Articles 114e and 114z - Provisions on statute of limitation changed
Statute of limitation regarding the determination, collection and refund of taxes is not applied on contributions for mandatory social security contributions.
In addition, the duration of halt in the statute of limitation with respect to the right of the Tax Authorities to determine and collect taxes is not included in the absolute statute of limitation (that amounts to ten years). This change in the Law takes into account the fact that numerous administrative disputes, i.e. bankruptcy procedures last more than ten years.
Articles 177, 178, 180 and 181b - Amendments of the penalty provisions of the Law
Fine for legal entity that untimely files the tax return and untimely pays tax is reduced from 150,000 to 100,000 RSD.
Fine amounting to 10,000 RSD is prescribed for responsible person in the legal entity in cases of untimely filing of tax returns and untimely payment of tax.
In addition, fine ranging from 10,000 to 100,000 RSD is prescribed for responsible person in the legal entity in case of non-payment of tax determined by the Tax Authorities’ decision, whereas in the case of untimely payment of tax determined by the Tax Authorities’ decision the fine for responsible person in the legal entity amounts to 10,000 RSD.
Furthermore, fine ranging from 10,000 to 100,000 RSD is prescribed for responsible person in the legal entity in case of non-filing of the informative tax return, as well as in the case of incomplete data stated in such informative tax return.
Fine amounting to 10,000 RSD is introduced for responsible person in the legal entity if the difference of less paid tax amounts to 5% of the amount that is determined or that should have been determined.

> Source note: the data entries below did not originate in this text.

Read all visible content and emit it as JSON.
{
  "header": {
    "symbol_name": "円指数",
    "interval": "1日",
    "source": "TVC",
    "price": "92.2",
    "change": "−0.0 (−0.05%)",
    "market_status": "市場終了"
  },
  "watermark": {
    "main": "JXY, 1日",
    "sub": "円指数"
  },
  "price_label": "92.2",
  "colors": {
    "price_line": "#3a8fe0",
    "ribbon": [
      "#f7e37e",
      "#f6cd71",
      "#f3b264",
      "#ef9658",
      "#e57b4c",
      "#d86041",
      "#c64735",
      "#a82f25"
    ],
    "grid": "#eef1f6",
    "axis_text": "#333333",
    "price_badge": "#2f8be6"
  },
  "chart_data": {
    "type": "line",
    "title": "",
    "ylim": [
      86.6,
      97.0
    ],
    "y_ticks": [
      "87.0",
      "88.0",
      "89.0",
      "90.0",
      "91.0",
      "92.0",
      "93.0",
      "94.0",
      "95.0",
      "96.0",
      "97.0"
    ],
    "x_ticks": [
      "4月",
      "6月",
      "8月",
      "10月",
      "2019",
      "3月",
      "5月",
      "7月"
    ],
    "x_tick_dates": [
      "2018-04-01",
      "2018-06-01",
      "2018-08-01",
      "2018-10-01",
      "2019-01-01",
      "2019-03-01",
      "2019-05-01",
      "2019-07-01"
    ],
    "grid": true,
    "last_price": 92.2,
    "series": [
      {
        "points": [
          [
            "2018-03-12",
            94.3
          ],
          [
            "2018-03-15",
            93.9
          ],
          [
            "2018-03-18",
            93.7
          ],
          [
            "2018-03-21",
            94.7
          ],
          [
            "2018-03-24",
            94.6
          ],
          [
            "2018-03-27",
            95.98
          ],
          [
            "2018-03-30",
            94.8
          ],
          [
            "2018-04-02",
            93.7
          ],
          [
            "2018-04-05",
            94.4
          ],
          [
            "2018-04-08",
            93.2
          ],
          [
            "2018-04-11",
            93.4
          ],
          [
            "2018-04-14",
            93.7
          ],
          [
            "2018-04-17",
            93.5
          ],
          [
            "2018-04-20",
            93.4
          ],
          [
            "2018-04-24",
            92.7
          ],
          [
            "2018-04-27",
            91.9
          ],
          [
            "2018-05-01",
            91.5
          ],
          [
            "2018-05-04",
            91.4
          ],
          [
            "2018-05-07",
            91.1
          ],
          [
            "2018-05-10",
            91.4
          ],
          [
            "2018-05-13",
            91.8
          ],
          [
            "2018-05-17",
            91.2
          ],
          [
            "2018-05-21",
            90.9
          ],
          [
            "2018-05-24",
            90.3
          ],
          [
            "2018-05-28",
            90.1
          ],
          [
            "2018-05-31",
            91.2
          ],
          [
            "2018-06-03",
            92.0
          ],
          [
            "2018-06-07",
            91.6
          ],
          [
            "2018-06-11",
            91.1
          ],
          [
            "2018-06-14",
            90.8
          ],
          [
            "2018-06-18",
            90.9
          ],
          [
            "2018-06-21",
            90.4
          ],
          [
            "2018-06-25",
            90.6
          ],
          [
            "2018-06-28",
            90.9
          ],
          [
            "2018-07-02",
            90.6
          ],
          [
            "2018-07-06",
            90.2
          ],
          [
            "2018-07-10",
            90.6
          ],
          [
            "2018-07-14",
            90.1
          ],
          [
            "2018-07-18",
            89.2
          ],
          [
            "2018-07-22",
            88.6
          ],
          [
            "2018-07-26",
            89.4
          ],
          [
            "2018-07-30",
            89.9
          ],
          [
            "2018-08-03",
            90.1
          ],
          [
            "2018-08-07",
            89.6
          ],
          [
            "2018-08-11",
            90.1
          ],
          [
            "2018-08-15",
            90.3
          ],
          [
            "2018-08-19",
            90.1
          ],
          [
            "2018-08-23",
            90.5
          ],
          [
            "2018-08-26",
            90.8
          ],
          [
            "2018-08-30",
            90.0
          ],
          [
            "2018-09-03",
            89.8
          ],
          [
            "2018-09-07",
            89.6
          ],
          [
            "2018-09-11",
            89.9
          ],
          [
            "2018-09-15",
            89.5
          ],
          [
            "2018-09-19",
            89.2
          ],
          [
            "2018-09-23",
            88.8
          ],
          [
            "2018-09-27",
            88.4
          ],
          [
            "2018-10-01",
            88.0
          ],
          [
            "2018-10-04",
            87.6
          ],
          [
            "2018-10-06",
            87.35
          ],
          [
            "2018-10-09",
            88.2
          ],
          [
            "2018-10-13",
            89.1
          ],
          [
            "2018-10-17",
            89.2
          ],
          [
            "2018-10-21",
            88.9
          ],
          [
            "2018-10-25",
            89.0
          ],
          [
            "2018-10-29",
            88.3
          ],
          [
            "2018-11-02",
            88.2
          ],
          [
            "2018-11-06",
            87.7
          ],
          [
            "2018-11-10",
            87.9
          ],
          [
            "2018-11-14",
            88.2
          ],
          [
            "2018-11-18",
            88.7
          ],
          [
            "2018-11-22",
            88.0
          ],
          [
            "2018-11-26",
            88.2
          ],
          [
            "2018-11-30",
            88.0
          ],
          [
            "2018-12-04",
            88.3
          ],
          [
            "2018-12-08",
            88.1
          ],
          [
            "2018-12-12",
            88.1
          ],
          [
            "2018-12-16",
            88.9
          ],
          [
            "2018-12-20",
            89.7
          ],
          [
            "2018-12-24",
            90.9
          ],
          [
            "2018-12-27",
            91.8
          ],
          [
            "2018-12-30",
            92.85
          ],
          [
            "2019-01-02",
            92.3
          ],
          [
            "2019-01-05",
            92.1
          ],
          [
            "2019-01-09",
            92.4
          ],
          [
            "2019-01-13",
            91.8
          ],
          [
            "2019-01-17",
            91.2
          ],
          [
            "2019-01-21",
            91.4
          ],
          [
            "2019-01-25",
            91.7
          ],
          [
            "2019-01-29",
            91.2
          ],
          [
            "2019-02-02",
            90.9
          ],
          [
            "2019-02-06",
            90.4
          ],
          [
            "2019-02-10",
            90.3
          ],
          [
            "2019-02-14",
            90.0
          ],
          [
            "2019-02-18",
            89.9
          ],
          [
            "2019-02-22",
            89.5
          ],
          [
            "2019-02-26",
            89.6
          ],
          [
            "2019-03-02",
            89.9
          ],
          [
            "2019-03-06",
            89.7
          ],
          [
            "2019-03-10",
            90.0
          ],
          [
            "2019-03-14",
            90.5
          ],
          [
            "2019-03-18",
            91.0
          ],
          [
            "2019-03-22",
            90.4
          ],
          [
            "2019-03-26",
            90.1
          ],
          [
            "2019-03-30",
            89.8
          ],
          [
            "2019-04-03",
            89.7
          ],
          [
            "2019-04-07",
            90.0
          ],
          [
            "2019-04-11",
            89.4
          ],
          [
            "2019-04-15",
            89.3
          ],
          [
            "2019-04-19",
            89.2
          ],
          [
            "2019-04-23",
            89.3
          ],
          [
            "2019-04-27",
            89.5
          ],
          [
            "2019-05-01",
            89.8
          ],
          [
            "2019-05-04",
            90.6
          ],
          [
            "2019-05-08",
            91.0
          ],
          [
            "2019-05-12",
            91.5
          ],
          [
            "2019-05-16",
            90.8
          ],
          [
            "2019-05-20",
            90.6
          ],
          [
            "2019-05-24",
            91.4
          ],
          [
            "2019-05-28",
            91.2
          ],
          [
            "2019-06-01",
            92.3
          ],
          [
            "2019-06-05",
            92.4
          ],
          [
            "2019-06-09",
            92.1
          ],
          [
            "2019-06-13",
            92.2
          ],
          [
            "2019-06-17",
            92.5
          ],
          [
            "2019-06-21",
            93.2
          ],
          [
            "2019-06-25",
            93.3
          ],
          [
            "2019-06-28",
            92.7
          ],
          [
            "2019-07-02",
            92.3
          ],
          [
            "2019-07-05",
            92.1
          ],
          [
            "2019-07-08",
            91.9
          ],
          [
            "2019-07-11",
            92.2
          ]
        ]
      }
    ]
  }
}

Fine for tax offences of individuals, that are not considered entrepreneurs, ranges from 5,000 (instead of 15,000) to 150,000 RSD. In addition, the stated individuals that do not effect payment of tax determined in the tax return, i.e. Tax Authorities’ decision are going to be fined in the amount not less than 5,000 (instead of 50,000) RSD.
Fine ranging from 100,000 to 2,000,000 RSD is introduced for legal entity – organizer of games of chance, given that it fails to deliver the daily, monthly and annual report on the turnover stemming from the games of chance to the Tax Authorities, in paper or electronic form. Fine for responsible person in the legal entity – organizer of games of chance for the mentioned offence ranges from 15,000 to 150,000 RSD.